Oxford University Press
Title: Abraham Sutzkever
Description:
Abraham Sutzkever (Yiddish: Avrom Sutskever; Hebrew: Avraham Sutskever) (b.
 1913–d.
 2010) was a titan of Yiddish literature.
Over the course of six decades, he published more than thirty volumes of poetry and prose.
He also edited the most important postwar Yiddish journal of arts and letters, Di goldene keyt, from 1949 to 1995.
From his youth in Vilna and Siberia to his later years in Tel Aviv, Sutzkever insistently posited the power of poetry to sustain life and culture.
His wartime experiences further marked the writer as both poet and hero.
During his incarceration in the Vilna Ghetto, he served as a member of the “Paper Brigade,” rescuing the cultural heritage of the Jewish community of the “Jerusalem of Lithuania.

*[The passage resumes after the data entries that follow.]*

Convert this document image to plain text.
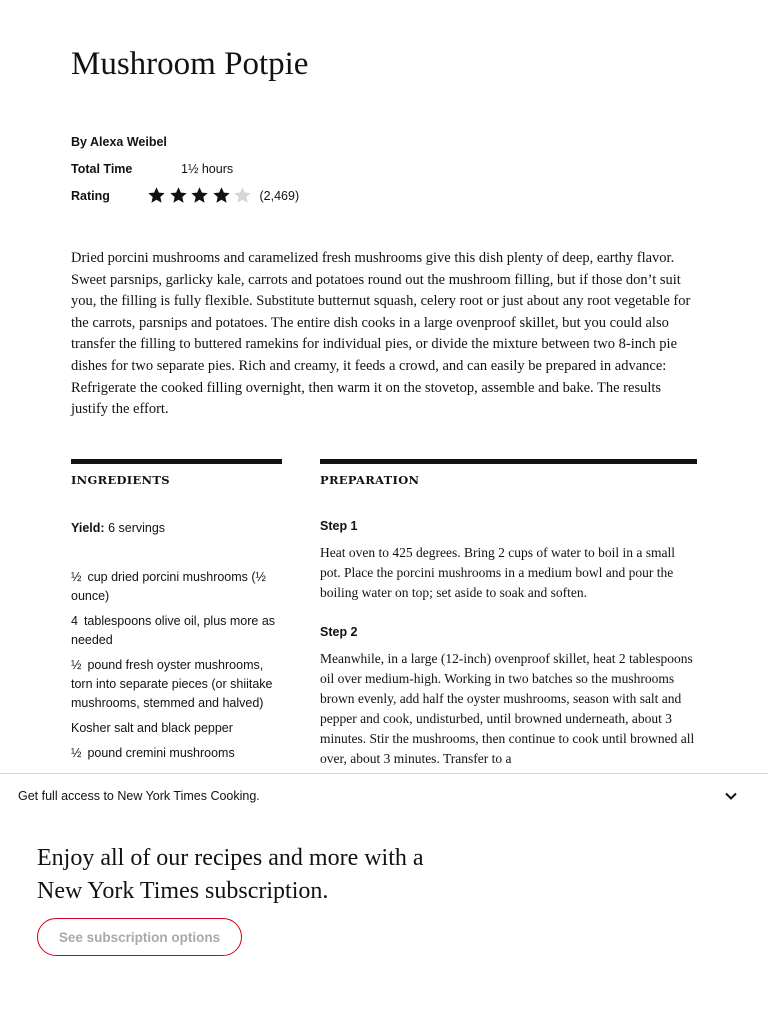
Mushroom Potpie
By Alexa Weibel
Total Time	1½ hours
Rating	(2,469)

Dried porcini mushrooms and caramelized fresh mushrooms give this dish plenty of deep, earthy flavor. Sweet parsnips, garlicky kale, carrots and potatoes round out the mushroom filling, but if those don’t suit you, the filling is fully flexible. Substitute butternut squash, celery root or just about any root vegetable for the carrots, parsnips and potatoes. The entire dish cooks in a large ovenproof skillet, but you could also transfer the filling to buttered ramekins for individual pies, or divide the mixture between two 8-inch pie dishes for two separate pies. Rich and creamy, it feeds a crowd, and can easily be prepared in advance: Refrigerate the cooked filling overnight, then warm it on the stovetop, assemble and bake. The results justify the effort.

INGREDIENTS
Yield: 6 servings
½ cup dried porcini mushrooms (½ ounce)
4 tablespoons olive oil, plus more as needed
½ pound fresh oyster mushrooms, torn into separate pieces (or shiitake mushrooms, stemmed and halved)
Kosher salt and black pepper
½ pound cremini mushrooms
PREPARATION
Step 1

Heat oven to 425 degrees. Bring 2 cups of water to boil in a small pot. Place the porcini mushrooms in a medium bowl and pour the boiling water on top; set aside to soak and soften.

Step 2

Meanwhile, in a large (12-inch) ovenproof skillet, heat 2 tablespoons oil over medium-high. Working in two batches so the mushrooms brown evenly, add half the oyster mushrooms, season with salt and pepper and cook, undisturbed, until browned underneath, about 3 minutes. Stir the mushrooms, then continue to cook until browned all over, about 3 minutes. Transfer to a

Get full access to New York Times Cooking.
Enjoy all of our recipes and more with a New York Times subscription.
See subscription options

” He also took up arms as a partisan fighter in the forests surrounding the city.
After the war, he testified in graphic detail at the Nuremberg Tribunals at the request of the Soviet Union.
A writer of wide-ranging interests—from the frozen tundra of Omsk to the cafés of Paris, from the cellars of the Vilna Ghetto to the shores of the Red Sea—Sutzkever continually exercised his neologistic skills, poeticizing his present life in conversation with the memories of his past and his cultural ambitions for the future.
Some of his most prominent volumes include his first collection, Lider (Poems), published in Warsaw in 1937; his epic poem Sibir (Siberia), illustrated by Marc Chagall and published in Jerusalem in 1953; the series of experimental prose poems of memorialization, Griner akvaryum (Green Aquarium), published in Jerusalem in 1975; and one of his later volumes, Lider fun togbukh (Poems from a Diary), published in Tel Aviv in 1977.